History of the Peloponnesian War

Thucydides

Thucydides. The history of the Peloponnesian War, Volume 1-2. Dale, Henry, translator. London: Heinemann and Henry G. Bohn, 1851-1852.

Now Hippocrates himself, with a force raised at home, was ready, when the time came, to take the field against the Boeotians; but Demosthenes he sent on before, with the forty ships mentioned, to Naupactus; that after raising in those quarters an army of Acamanians and the other allies, he might sail to Siphae, in expectation of its being betrayed to him: and the day had been fixed between them on which they were simultaneously to carry out these plans.

Accordingly, Demosthenes went to Naupactus, and finding $Aeniadae compelled by all the Acarnanians to join the Athenian confederacy, and having himself raised all the allies on that side, and marched first against Salynthius and the Agraeans, and reduced them to subjection, he proceeded to make his other preparations for going at the proper time to Siphae.

About the same part of the summer, when Brasidas, being on his march with one thousand seven hundred heavy-armed to the Thrace-ward countries, had come to Heraclea in Trachinia; and when, on his sending before him a messenger to his partisans in Pharsalus, and requesting them to conduct himself and his army through the country, there came to Melitia, in Achaia, Panaerus, Dorus, Hippolochidas, Torylaus, and Strophacus, who was proxenus to the Chalcidians; upon that he proceeded on his march, being conducted both by other Thessalians, and especially by Niconidas of Larissa, who was a friend of Perdiccas.

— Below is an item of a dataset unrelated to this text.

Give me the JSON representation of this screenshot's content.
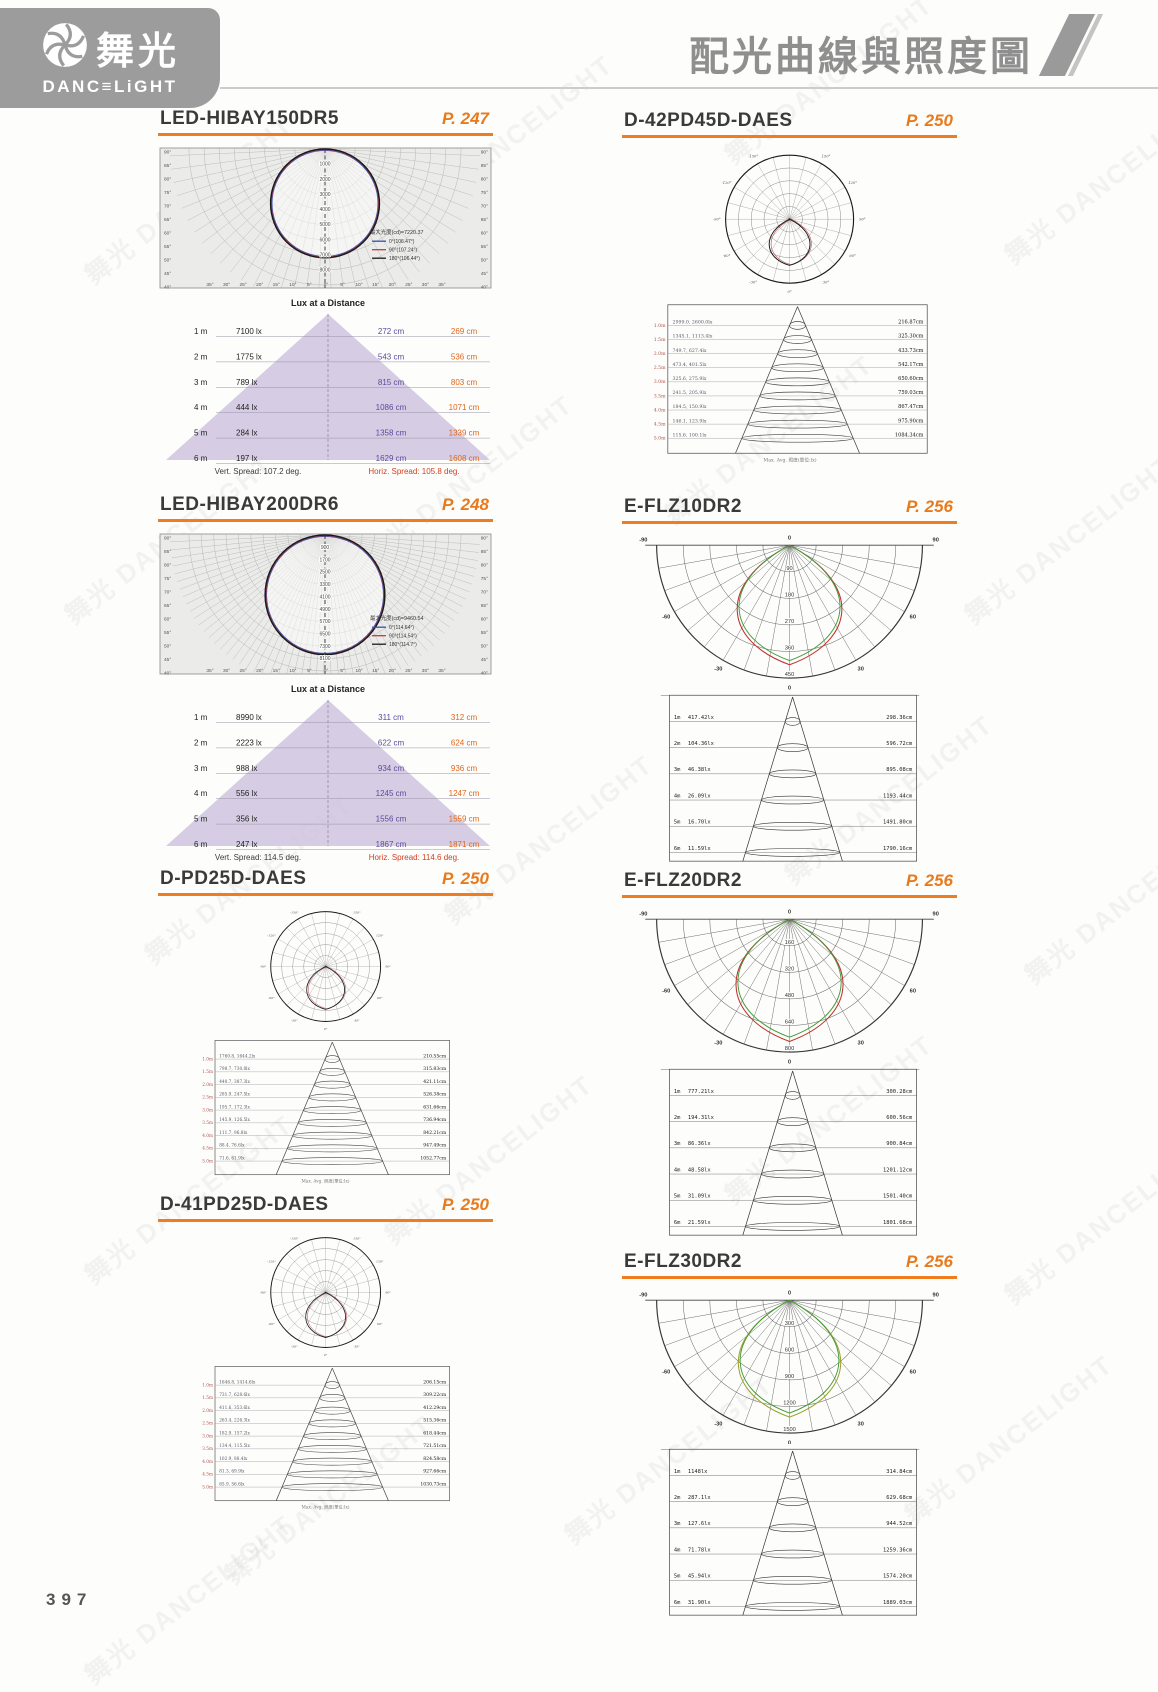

For on other grounds it was not easy to pass through Thessaly without an escort, and with an armed force, especially, to pass through a neighbour's country without having obtained his consent, was regarded with suspicion by all the Greeks alike. Besides, the great mass of the Thessalians had always been on friendly terms with Athens;

so that, had not Thessaly, by the constitution of their country, been under the dominion of a few individuals, rather than in the enjoyment of civil equality, he would never have made his way; since even as it was, another party, of contrary views to those who have been named, met him on his march on the river Enipeus, and tried to stop him, telling him that he did wrong in advancing without the national consent.